Craig Williams, director of the Chemical Weapons Working Group, is concerned that the schedule slippage "may translate into an unwillingness by the Pentagon to request or by Congress to provide adequate funding to vigorously execute the destruction program."

To date, the U.S. has destroyed nearly 39% of its stockpile. A Pentagon official said 100% elimination is now estimated to cost as much as $34 billion. Paul F. Walker, who follows the U.S. and Russian destruction programs as director of Global Green USA's Legacy program, says he has heard cost estimates "in the $40 billion range."

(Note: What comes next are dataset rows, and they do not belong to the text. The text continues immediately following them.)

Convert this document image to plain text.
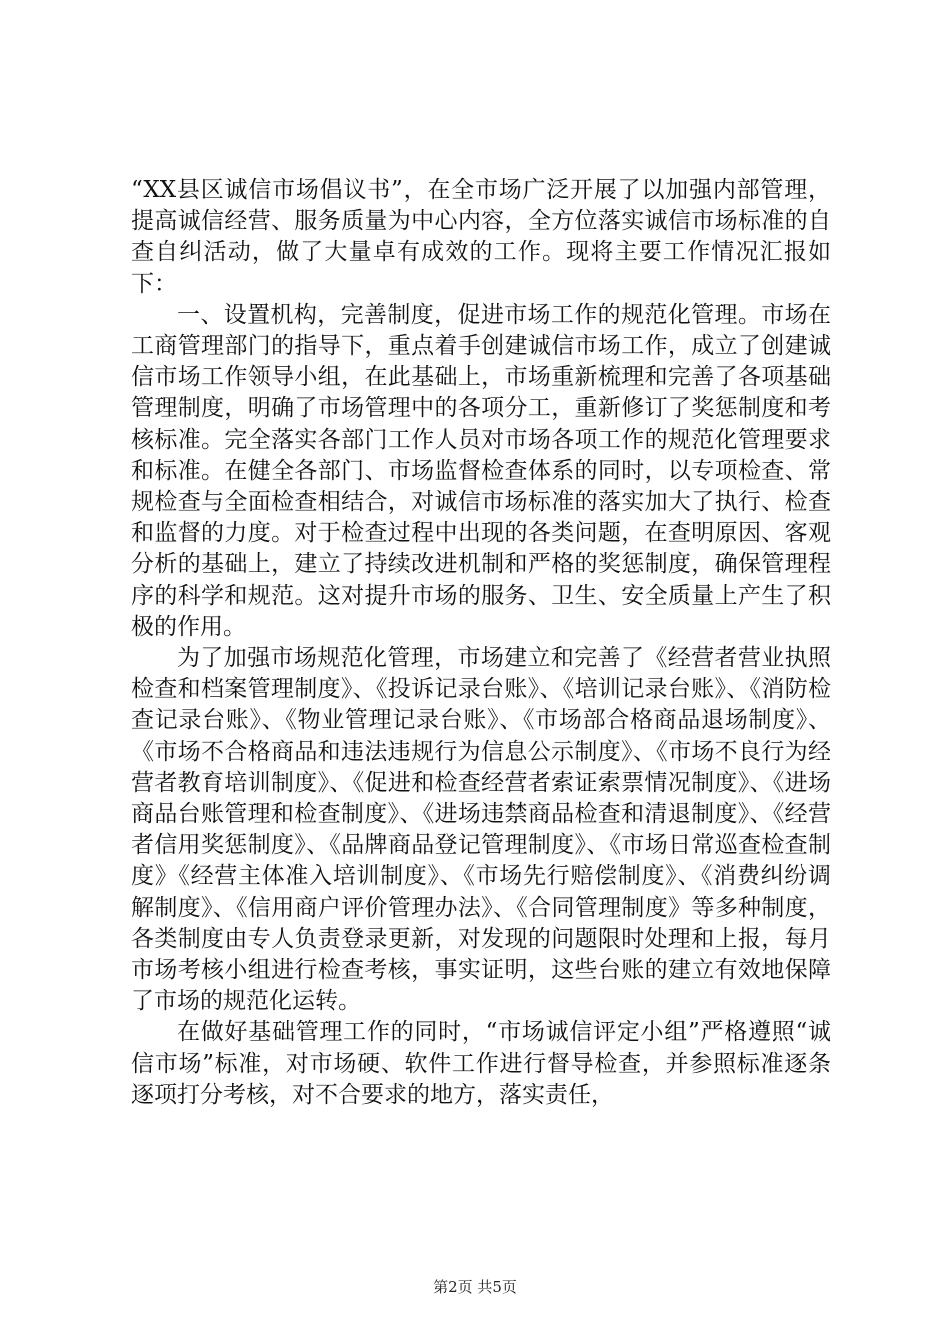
“XX县区诚信市场倡议书”，在全市场广泛开展了以加强内部管理，提高诚信经营、服务质量为中心内容，全方位落实诚信市场标准的自查自纠活动，做了大量卓有成效的工作。现将主要工作情况汇报如下：

一、设置机构，完善制度，促进市场工作的规范化管理。市场在工商管理部门的指导下，重点着手创建诚信市场工作，成立了创建诚信市场工作领导小组，在此基础上，市场重新梳理和完善了各项基础管理制度，明确了市场管理中的各项分工，重新修订了奖惩制度和考核标准。完全落实各部门工作人员对市场各项工作的规范化管理要求和标准。在健全各部门、市场监督检查体系的同时，以专项检查、常规检查与全面检查相结合，对诚信市场标准的落实加大了执行、检查和监督的力度。对于检查过程中出现的各类问题，在查明原因、客观分析的基础上，建立了持续改进机制和严格的奖惩制度，确保管理程序的科学和规范。这对提升市场的服务、卫生、安全质量上产生了积极的作用。

为了加强市场规范化管理，市场建立和完善了《经营者营业执照检查和档案管理制度》、《投诉记录台账》、《培训记录台账》、《消防检查记录台账》、《物业管理记录台账》、《市场部合格商品退场制度》、《市场不合格商品和违法违规行为信息公示制度》、《市场不良行为经营者教育培训制度》、《促进和检查经营者索证索票情况制度》、《进场商品台账管理和检查制度》、《进场违禁商品检查和清退制度》、《经营者信用奖惩制度》、《品牌商品登记管理制度》、《市场日常巡查检查制度》《经营主体准入培训制度》、《市场先行赔偿制度》、《消费纠纷调解制度》、《信用商户评价管理办法》、《合同管理制度》等多种制度，各类制度由专人负责登录更新，对发现的问题限时处理和上报，每月市场考核小组进行检查考核，事实证明，这些台账的建立有效地保障了市场的规范化运转。

在做好基础管理工作的同时，“市场诚信评定小组”严格遵照“诚信市场”标准，对市场硬、软件工作进行督导检查，并参照标准逐条逐项打分考核，对不合要求的地方，落实责任，

第2页 共5页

Two U.S. disposal sites have processed all their weapons. Destruction continues at five sites, and destruction facilities at two sites have yet to be built. One of the latter sites, in Blue Grass, Ky., will be the last operating site and will not destroy its weapons until sometime after 2017, a Pentagon official said.

Russia has destroyed less than 3% of its 40,000-ton arsenal but insists that it will complete destruction by 2012 (C&EN, April 17, page 27). In 2003, Russia requested an extension to 2012, which has been granted "in principle," an OPCW spokesman says.

Four nations in addition to the U.S. and Russia have declared small stockpiles. Of these, only Albania will meet the original 2007 deadline. For different technical reasons, India, Libya, and South Korea are each expected to ask for extensions of less than five years, a State Department official said. Japan will also ask for more time to destroy weapons it left in China at the end of World War II.

"What I think this illustrates," the State Department official said, "is that the business of destroying stockpiles is proving to be a lot more technically complex and politically complex than the drafters of the treaty imagined."